We find the October 14, 1994 policy in effect of the time of the accident was a new contract of insurance; therefore, the provisions of S.B. 20 do not apply and the Leisures are entitled to UIM benefits. InFarmer v. Deeds21, this Court determined a change in the named insured creates a new contract of insurance. In the instant action, substantive changes were made to the policy issued October 14, 1994. That policy provided coverage for a different vehicle as well as increased comprehensive and collision coverage. Additionally, State Farm representatives indicated each subsequent policy was a replacement for the previous policy, which is suggestive of the formation of a new contract. State Farm asks this Court to read Wolfe as limiting the parties' ability to form a new contract to every two years from the effective date of the initial insurance contract. We disagree with such an interpretation. R.C. 3937.31(A) provides, "[e]very automobile insurance policy shall be issued for a policy period of not less than two years * * *" The statute does not preclude an insured and the insurer from entering into a new contract of insurance within that two year period.

State Farm's sole assignment of error is overruled.

JUDGMENT ENTRY For the reasons stated in our accompanying Memorandum-Opinion, the judgment of the Stark County Court of Common Pleas is affirmed.

Costs assessed to appellant.

Hon. Julie A. Edwards, P.J. Hon. William B. Hoffman, J. Hon. John F. Boggins, J. concur.

1 Savoie v. Grange Mut. Ins. Co. (1993), 67 Ohio St. 3d 500 .

2 Smiddy v. The Wedding Party, Inc. (1987), 30 Ohio St. 3d 35,36.

3 Vahila v. Hall (1997), 77 Ohio St. 3d 421, 429, citing Dresher v.Burt (1996), 75 Ohio St. 3d 280.

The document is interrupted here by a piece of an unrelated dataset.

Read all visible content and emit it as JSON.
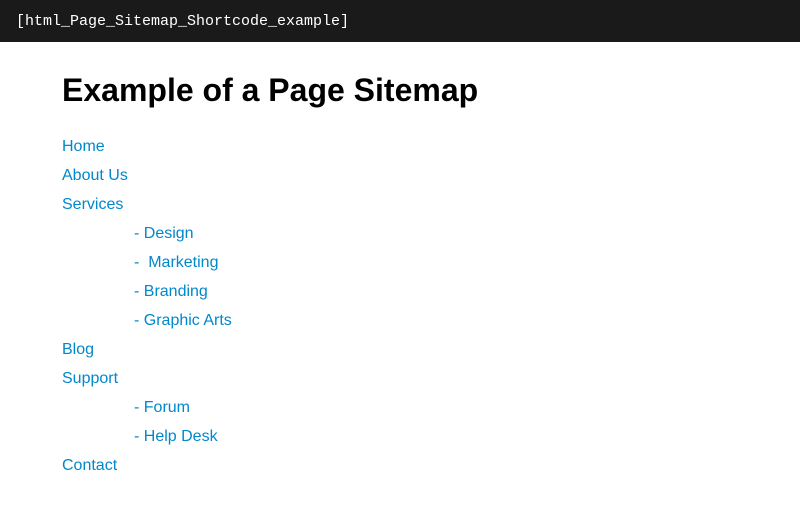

4 Ross v. Farmers Ins. Group of Cos. (1998),82 Ohio St. 3d 281.

5 Id.

6 Id.

7 Id. at 282, and 283-284.

8 Id. at 283, 284.

9 Id. at 284.

10 Wolfe v. Wolfe (2000), 88 Ohio St. 3d 246.

11 R.C. 3937.31 as amended provides, in pertinent part:

Every automobile insurance policy shall be issued for a policy period of not less than two years or guaranteed renewable for successive policy periods totaling not less than two years. Where renewal is mandatory, `cancellation,' as used in sections 3937.30 to 3937.39 of the Revised Code, includes refusal to renew a policy with at least the coverages, included insureds, and policy limits provided at the end of the next preceding policy period. No insurer may cancel any such policy except pursuant to the terms of the policy, and in accordance with sections 3937.30 to 3937.39 of the Revised Code * * *.

12 Id. at 250.

13 Id. at 248.

14 Id.

15 Id.

16 Id. at 249.

17 The parties agreed that the original issuance date was December 12, 1983.

18 Id. at 250.

19 Id. at 250-251.

20 Appellant's Brief at 5.

21 Farmer v. Deeds (Dec. 1, 2000), Licking App. No. 00CA31, unreported.